On May 8 the Senate rejected a motion to proceed to legislation aimed at keeping the interest rates on federal student loans from doubling this summer. The bill, Stop the Student Loan Interest Rate Hike Act of 2012 (S. 2343), would extend low interest rates on federally subsidized Stafford loans for one year. Stafford loans benefit low- and middle- income students.
The 52-45 vote fell short of the 60 votes needed to proceed, with all Democrats voting in favor except Senator Reid (D- NV), who voted “no” to allow for the procedural ability to request a future vote, and all Republicans voting in opposition except Senator Olympia Snowe (R-ME), who voted “present.”
If Congress fails to act, interest rates on Stafford loans will rise from 3.4 percent to 6.8 percent on July 1. According to the Education Department, the passage of S. 2343 would affect 7.4 million undergraduate students borrowing money this year.
The legislation presented by Senate Democrats would cover the $6 billion cost of keeping interest rates low by closing tax loopholes for owners of S-corporations, often attorneys or other professionals. Compensation paid from the S-corporation is subject to both employee and employer payroll taxes; corporate profits are not. Some use this tax status to under-report compensation, thereby evading payroll tax payments. Republicans strongly oppose this means of paying for the extension of the low-interest loans.

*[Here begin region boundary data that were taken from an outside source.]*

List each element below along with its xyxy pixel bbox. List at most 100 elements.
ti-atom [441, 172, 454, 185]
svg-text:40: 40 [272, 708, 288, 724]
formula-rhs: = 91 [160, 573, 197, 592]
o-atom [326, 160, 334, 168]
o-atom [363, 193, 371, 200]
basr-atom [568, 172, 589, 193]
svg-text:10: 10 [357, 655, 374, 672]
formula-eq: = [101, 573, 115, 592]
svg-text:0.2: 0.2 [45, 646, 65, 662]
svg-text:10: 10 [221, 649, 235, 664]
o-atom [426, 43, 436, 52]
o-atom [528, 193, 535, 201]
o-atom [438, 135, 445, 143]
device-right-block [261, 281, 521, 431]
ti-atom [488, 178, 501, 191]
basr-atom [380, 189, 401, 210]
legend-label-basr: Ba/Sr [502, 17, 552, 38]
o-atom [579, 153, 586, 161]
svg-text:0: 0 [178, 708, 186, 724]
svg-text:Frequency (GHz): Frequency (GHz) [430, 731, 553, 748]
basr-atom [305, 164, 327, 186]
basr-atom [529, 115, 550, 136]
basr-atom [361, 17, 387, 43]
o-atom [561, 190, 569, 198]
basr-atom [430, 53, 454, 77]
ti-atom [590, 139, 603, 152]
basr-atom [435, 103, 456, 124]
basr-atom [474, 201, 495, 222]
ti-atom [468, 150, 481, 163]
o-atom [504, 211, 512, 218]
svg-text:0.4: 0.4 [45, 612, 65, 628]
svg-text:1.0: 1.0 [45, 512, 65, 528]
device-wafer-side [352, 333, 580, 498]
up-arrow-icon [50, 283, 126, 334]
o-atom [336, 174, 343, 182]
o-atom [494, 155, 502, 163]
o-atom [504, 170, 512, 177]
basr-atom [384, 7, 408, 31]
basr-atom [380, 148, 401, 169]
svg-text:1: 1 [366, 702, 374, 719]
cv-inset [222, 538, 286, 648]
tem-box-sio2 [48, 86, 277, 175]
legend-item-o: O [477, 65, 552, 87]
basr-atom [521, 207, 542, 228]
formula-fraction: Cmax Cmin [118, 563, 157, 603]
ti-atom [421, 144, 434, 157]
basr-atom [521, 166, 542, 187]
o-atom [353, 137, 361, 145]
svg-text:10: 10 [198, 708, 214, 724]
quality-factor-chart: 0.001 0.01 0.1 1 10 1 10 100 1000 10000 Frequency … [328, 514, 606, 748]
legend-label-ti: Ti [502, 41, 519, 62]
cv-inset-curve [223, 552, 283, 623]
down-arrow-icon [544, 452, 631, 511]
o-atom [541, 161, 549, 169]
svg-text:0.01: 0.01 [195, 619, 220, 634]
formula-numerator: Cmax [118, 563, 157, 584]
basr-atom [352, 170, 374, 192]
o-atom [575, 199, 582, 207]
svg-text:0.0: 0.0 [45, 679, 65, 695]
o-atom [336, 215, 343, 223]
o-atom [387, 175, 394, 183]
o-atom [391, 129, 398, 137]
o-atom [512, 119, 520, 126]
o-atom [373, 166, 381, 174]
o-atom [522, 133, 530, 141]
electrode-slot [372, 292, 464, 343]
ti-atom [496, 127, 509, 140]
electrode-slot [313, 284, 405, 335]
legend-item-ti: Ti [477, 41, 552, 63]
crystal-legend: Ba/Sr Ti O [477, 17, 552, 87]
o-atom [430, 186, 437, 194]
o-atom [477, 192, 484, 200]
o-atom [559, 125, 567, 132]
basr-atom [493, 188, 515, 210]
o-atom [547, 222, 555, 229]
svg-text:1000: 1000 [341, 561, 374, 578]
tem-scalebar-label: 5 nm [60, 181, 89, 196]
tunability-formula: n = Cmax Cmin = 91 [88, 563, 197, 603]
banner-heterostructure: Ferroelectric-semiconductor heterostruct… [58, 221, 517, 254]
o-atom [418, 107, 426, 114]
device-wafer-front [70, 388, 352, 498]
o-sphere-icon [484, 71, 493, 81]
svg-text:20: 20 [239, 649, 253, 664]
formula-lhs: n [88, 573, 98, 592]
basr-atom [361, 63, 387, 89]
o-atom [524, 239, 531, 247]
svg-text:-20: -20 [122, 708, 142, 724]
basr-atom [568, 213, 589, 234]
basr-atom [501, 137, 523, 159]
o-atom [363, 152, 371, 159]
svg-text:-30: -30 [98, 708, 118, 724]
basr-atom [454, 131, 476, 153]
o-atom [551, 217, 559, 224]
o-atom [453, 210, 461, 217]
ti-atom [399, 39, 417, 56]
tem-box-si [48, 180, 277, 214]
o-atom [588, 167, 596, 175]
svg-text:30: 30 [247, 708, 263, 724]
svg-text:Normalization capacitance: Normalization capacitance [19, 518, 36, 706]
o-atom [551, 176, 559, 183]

The House has already passed legislation (H.R. 4628, the Interest Rate Reduction Act) that would prevent student loan rates from increasing. This Republican pay-for strategy uses funds from the Prevention and Public Health Fund in the Affordable Care Act to pay for the extension. H.R. 4628 passed the House 215-195 with thirteen Democrats voting in support and 30 Republicans voting against it. The White House has issued a veto threat for this bill based on the offset, labeling it an effort to undermine health care reform. The Administration called the measure “a politically motivated proposal and not a serious response.”
This measure is not the first threat to low-income students’ educations in recent months. In order to avert a government shutdown, Congress passed a $1 trillion deal (H.R. 3671, the Consolidated Appropriations Act) in December 2011 that made large cuts to Pell Grants for 100,000 students (for more, see this ThinkProgress article). This bill reduced the maximum number of years that students can receive the Pell Grant from nine to six, and reduced the income level under which a student will automatically qualify for the maximum Pell grants from $30,000 to $23,000. Considering this substantial cut, advocates fear that doubled interest rates on Stafford loans would add extra strain on the backs of low-income families.
With the July 1 deadline looming, and bipartisan support for not letting the interest rates double, it is likely that more Congressional action is forthcoming.